There was a time in mankind's initial history that our unit of reference was our tribe. Everything was about our tribe, our 10, 15, 20 people. Anything and anyone outside that tribe was a threat. Gradually, our "tribe" expanded to our community. Then our state. Our country. Some people look at organizations such as NATO, the European Union, the United Nations, etc, as proof that we are seeing the beginning of the next step in increasing the size of our tribe. That, while the process is still in its infancy, we are on the road to a time when our tribe will be planet Earth.
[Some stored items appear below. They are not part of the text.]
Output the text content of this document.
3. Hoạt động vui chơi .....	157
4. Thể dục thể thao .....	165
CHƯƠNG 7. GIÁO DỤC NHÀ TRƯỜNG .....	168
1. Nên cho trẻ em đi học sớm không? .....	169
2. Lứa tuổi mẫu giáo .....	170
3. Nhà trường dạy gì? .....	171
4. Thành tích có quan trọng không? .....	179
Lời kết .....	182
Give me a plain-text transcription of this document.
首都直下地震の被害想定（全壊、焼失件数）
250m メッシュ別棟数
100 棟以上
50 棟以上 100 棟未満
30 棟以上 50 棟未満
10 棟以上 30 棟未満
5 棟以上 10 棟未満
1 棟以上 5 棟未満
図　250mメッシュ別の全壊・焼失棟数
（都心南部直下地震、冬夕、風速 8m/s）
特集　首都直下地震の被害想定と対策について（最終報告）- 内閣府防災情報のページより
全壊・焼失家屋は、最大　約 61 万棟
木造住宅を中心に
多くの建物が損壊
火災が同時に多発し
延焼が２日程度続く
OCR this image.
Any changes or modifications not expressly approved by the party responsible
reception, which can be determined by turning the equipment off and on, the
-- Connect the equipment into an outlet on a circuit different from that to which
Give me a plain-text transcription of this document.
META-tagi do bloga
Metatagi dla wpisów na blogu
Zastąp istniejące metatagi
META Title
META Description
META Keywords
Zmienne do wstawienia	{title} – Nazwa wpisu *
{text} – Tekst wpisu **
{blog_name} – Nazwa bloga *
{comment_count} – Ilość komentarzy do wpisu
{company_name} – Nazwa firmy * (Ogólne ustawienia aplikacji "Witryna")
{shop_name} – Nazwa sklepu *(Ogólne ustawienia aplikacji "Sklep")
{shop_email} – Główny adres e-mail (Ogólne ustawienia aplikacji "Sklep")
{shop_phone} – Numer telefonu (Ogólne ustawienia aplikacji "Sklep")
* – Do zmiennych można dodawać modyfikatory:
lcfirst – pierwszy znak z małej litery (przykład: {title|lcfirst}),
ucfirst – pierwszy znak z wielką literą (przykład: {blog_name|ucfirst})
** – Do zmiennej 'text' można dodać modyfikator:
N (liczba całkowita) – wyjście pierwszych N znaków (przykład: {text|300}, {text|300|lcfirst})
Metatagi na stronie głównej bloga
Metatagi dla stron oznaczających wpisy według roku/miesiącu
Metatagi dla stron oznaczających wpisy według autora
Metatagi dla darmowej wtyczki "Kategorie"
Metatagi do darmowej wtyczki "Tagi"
For some, the concept of a unified earth is science fiction at best, a threat to national sovereignty at worst. Yet, I am sure that the idea of fifty united states making one great country would have seemed just as far fetched to those who lived in the "new world" of the 18th century. And I am equally certain that 15th century residents of France, England, and Spain would have deemed the idea of a unified Europe as ludicrous.

To me, the writer of that article embodies what I like to call Old Testament thinking. In this case, "Old Testament" revealed in the attitude of everyman for himself although at least the author has assumed a tribal level the size of the United States. He has defined greatness as the potential economic and geopolitical status that America could achieve in a time of tremendous and dangerous environmental changes.

Too bad he can't see that history will more likely name the next century after the country or organization that expends its energy towards solving the human crises of inland water shortages, coastal flooding, food distribution shifts, etc, that climate change will bring.